La dernière fois que j'étais là-bas, j'ai remarqué que M. Neblung, mon professeur d'histoire mondiale de 6e année, faisait la queue. Il était beau, probablement dans la trentaine, et avait le même visage oblong. J'ai réalisé qu'il devait avoir mon âge quand il a commencé à enseigner. Je l'aimais parce que son nom ressemblait à Neptune, qui était ma planète préférée. Il savait que je venais de déménager d'Inde et m'a montré des photos de lui jouant de la guitare dans les villages du Tamil Nadu pieds nus, ce qui ne me faisait pas moins mal du pays, mais j'ai quand même apprécié le geste.

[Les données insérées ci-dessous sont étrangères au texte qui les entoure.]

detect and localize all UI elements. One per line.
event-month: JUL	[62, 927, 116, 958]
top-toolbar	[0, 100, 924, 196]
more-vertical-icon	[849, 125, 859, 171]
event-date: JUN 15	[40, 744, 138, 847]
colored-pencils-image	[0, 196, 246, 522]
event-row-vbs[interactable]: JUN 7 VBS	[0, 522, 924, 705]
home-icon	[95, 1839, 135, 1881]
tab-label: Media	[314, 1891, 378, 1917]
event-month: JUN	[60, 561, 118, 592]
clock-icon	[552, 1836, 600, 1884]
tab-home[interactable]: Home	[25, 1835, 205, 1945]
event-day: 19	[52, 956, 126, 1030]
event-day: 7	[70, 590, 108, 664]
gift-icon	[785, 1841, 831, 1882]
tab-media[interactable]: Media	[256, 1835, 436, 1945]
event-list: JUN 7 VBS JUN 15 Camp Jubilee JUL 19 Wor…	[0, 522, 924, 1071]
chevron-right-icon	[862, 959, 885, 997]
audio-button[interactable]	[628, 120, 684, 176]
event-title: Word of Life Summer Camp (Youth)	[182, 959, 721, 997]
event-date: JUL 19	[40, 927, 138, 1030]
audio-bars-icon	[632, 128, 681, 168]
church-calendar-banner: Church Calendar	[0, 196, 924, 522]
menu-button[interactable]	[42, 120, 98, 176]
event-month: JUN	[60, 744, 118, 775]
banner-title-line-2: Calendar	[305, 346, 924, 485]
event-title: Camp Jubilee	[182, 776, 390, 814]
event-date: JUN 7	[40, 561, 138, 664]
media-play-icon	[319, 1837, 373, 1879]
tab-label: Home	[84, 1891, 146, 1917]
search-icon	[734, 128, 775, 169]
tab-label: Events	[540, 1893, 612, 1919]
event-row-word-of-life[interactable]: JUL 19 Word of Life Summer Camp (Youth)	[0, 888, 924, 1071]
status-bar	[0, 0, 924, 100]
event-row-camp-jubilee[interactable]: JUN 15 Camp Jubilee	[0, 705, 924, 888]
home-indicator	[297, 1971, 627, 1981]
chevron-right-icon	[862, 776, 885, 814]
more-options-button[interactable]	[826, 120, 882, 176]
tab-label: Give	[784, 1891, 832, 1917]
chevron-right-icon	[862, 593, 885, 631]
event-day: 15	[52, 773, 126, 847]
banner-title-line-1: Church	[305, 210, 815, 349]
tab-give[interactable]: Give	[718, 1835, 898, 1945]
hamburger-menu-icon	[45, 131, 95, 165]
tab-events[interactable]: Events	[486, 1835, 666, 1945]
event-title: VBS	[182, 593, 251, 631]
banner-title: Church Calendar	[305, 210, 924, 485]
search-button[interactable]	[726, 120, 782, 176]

J'ai mis un temps supplémentaire à mettre la moitié et la moitié dans mon café pour tracer la façon la moins maladroite de dire bonjour, mais j'ai décidé de retourner à ma table et de lui faire signe de sortir à la place. Je me souviens qu'il nous a donné beaucoup de liberté créative avec nos projets de groupe; un groupe a enseigné à la classe la Rome antique sur l’air des «Chutes d’eau» de TLC («Ne pas chasser Charlemagne»). Nous avons érigé des pyramides à partir de boîtes de bonbons d'Halloween ou de cubes de sucre Domino vidés. J'ai adoré sa classe pour la même raison que j'aimais Neptune, ses photos et, au départ, Starbucks - il était enveloppé du glamour d'ailleurs.

Alors que M. Nublung passait devant ma table, j’ai essayé de lever la main ou d’exprimer une salutation, mais je ne pouvais pas, comme si les mots se transformaient en barbe à papa dans ma trachée. Il avait l'air pressé et déterminé, alors que j'habitais l'espace comme un poltergeist amer. Je l'ai regardé monter dans sa voiture et partir, imaginant ce que j'aurais dit si le temps s'était rétracté juste une minute.

M. Neblung? Vous souvenez-vous de moi? J'édite des livres maintenant. J'ai coupé tous mes cheveux et je ne laisse plus les gens me marcher dessus. Le premier Starbucks en Inde a ouvert ses portes à Bombay il y a quelques semaines. Désolé, Bombay. C’est le nom postcolonial. La sirène est venue à Mumbai.